在 linux 中,有一個叫做 prctl 的 API,他可以用來調整 process 或是 thread 的一些行為,他有一個選項是 PR_SET_CHILD_SUBREAPER
,文件中是這樣寫的:
If arg2 is nonzero, set the "child subreaper" attribute of the calling process; if arg2 is zero, unset the attribute.

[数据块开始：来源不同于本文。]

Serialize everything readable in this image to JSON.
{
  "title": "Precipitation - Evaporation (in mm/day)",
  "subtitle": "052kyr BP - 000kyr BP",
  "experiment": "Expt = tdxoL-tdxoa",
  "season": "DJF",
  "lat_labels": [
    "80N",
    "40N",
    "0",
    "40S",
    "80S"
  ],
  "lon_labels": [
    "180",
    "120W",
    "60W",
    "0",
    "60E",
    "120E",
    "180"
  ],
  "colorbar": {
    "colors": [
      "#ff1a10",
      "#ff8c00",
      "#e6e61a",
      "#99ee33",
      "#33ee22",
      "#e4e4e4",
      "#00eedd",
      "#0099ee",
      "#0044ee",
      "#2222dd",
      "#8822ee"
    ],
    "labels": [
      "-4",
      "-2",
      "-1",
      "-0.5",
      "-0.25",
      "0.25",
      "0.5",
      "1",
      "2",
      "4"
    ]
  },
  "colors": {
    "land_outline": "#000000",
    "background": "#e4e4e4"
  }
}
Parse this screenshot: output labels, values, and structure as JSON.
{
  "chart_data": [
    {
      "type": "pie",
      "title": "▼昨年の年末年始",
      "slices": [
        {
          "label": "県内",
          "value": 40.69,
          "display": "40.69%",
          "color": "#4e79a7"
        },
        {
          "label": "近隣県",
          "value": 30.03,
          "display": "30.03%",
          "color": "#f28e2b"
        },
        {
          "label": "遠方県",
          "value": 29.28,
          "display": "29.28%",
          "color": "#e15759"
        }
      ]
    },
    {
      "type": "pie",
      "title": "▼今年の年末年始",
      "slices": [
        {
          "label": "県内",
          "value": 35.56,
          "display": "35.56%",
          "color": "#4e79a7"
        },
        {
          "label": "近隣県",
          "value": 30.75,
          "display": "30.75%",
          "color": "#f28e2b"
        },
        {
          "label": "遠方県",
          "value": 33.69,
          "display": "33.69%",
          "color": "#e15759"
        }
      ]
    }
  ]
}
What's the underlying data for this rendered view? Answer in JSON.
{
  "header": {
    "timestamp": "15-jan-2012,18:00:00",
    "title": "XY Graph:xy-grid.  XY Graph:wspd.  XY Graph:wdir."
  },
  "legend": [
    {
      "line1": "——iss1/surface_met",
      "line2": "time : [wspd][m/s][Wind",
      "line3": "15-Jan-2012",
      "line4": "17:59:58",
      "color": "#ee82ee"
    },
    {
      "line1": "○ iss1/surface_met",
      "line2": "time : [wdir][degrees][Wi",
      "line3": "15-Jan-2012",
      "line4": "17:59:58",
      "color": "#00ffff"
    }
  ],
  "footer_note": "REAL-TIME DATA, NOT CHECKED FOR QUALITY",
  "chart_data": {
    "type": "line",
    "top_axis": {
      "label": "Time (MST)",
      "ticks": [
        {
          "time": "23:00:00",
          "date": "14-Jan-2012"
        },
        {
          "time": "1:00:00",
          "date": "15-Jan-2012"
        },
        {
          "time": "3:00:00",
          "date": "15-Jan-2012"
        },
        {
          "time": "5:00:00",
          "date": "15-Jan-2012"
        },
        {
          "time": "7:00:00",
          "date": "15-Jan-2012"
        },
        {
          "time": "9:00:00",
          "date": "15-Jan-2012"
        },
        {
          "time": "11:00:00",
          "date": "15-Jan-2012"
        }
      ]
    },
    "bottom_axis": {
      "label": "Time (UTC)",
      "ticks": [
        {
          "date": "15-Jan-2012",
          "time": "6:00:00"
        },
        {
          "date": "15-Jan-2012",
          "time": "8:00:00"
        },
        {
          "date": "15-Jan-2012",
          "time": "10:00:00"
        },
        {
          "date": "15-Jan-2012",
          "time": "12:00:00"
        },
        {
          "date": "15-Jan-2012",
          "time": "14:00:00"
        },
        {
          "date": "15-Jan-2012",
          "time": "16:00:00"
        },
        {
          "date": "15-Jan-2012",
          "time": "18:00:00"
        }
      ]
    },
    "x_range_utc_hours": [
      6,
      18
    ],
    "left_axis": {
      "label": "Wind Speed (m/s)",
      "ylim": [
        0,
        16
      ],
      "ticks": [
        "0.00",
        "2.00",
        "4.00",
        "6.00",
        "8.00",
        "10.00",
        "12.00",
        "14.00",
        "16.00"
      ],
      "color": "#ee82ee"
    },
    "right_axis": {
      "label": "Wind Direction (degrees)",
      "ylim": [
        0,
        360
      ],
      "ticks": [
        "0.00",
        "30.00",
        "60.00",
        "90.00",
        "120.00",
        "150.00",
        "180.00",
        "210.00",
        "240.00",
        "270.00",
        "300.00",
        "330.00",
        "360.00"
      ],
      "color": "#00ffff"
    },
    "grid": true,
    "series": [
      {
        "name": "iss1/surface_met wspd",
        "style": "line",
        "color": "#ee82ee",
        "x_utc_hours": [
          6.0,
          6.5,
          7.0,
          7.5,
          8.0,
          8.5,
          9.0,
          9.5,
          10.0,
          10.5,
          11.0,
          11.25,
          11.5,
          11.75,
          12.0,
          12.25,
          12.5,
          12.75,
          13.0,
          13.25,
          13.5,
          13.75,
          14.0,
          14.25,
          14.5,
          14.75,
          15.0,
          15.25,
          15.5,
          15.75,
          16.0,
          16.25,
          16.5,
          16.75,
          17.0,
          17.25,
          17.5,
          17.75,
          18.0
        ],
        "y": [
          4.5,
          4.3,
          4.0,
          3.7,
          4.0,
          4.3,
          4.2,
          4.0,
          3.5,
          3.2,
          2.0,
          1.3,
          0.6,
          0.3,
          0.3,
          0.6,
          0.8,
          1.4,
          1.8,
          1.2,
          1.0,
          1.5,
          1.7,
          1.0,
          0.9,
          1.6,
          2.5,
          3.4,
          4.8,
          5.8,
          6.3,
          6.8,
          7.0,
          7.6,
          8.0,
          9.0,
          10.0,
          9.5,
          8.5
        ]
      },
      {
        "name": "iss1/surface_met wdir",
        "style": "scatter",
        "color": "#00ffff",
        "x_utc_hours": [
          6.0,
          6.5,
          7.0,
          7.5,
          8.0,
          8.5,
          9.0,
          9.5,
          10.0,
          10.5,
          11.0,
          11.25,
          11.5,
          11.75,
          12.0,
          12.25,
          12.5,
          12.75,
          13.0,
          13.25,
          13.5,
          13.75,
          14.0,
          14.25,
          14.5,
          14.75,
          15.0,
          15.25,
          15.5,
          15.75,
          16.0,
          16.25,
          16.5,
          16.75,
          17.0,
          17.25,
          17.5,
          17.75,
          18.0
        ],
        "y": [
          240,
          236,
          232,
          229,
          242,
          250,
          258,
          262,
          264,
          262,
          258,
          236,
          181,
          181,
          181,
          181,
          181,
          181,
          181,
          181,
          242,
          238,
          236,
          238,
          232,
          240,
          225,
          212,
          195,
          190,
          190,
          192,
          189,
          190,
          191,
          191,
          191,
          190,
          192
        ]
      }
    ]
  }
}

A subreaper fulfills the role of init(1) for its descendant processes. When a process becomes orphaned (i.e., its immediate parent terminates), then that process will be reparented to the nearest still living ancestor subreaper.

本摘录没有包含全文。